Öğretmeni: “Oğlum, yalanın da bir şekli şimali var. Ağaçta dolma kalem mi aranır? Sen Nasrettin Hoca’yı da geçtin” der ama başka bir şey söylemeden yanlarından çekip gider. Gider de bizim iki öğrenciyi bir korku sarar. Ya öğretmen şimdi onları müdüre şikâyet ederse? Ya onları hırsızlık suçlaması ile disiplin kuruluna verirse? Ya iki elma yüzünden okuldan atılırlarsa?
Ancak benim de yakından tanıyıp sevdiğim meslektaşım ne öğrencilere hakaret eder ne tokat atar ne de onları disiplin kuruluna verir.
Kenan’ın bir de tarih öğretmeni varmış. Lakabı da Herodot imiş. Adam derse girerken sınıfın kapısını öyle sert açarmış ki, titrermiş tüm öğrenciler. Cin fikirli birkaç öğrenci, tarih dersleri olduğu bir gün kapının tüm menteşelerini çıkarıp kapatmışlar kapıyı. Herodot her zamanki hışmıyla öyle bir dalmış ki içeriye, kapıyla birlikte iki seksen kapaklanmış yere. Şaşırmış hâlde zorlukla ayağa kalkıp topallaya topallaya doğru okul müdürüne gitmiş…
Biraz sonra müdür Hüseyin Bey gelip haykırmış sınıfa:
“Kim yaptı bunu?”
Kimseden ses çıkmamış. Israrlı denemeleri de işe yaramamış. Kenan der ki:
“Okulun en yaşlı öğrencileriydik. Birçoğumuz kimi öğretmenlerimizden daha yaşlıydık. Bizim sınıfta evli ve çocuk sahibi çok arkadaşımız bile vardı.”
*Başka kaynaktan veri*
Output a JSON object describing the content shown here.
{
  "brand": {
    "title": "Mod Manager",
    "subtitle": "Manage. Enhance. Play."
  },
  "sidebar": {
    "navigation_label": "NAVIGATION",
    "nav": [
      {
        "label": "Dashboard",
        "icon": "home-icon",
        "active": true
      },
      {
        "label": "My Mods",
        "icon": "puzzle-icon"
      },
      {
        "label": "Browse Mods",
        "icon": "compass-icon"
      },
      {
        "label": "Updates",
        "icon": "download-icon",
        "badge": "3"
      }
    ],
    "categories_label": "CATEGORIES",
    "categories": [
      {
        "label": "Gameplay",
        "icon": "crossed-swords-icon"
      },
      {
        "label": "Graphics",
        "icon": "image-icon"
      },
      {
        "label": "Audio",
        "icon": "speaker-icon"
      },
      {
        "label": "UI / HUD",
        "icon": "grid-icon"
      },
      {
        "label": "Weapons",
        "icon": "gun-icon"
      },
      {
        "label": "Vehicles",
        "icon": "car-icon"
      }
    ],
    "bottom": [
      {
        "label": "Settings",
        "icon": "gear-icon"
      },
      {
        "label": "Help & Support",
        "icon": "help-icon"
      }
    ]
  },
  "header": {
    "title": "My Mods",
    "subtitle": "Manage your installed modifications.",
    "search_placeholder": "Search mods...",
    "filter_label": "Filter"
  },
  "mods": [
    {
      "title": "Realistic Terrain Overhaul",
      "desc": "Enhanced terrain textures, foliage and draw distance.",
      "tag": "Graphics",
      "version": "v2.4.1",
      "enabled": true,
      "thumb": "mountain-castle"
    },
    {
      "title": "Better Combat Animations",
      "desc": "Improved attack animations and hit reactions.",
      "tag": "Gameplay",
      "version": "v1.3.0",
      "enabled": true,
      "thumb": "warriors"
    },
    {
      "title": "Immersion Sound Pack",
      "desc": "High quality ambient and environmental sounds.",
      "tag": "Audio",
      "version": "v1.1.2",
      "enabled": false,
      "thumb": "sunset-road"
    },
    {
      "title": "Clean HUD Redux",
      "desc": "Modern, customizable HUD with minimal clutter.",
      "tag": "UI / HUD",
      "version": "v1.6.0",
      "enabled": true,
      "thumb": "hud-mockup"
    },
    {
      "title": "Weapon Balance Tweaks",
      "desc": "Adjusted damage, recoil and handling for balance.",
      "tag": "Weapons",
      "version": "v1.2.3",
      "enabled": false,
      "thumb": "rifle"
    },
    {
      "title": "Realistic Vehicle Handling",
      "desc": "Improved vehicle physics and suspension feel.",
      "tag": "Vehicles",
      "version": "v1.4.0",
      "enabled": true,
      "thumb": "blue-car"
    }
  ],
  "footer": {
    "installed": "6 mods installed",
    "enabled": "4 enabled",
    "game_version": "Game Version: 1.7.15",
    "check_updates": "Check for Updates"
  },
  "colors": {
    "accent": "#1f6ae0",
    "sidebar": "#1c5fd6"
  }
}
Bir de Süleyman vardır 70 mezunlarından. Bir pazartesi günü öğle paydosunda Ergani’ye gider. Bir köylüsünden para alıp dönerken, uzaktan matematik öğretmeni Niyazi Bey’i görür. Hemen yan sokağa sapıp koşarak döner okula. Ertesi gün ilk ders matematiktir. Öğretmen sınıfa girer girmez, el işaretiyle yanına çağırır Süleyman’ı. Hiçbir şey sormadan var gücüyle bir sağ, bir sol yanağına yapıştırır tokadı. “Git, otur!” der; sonra da. Tüm sınıf donup kalır. O derste ne öğrendiğini çoktan unutur Süleyman ama hayatının geri kalanında unutmaz öğretmeninden yediği o iki tokadı.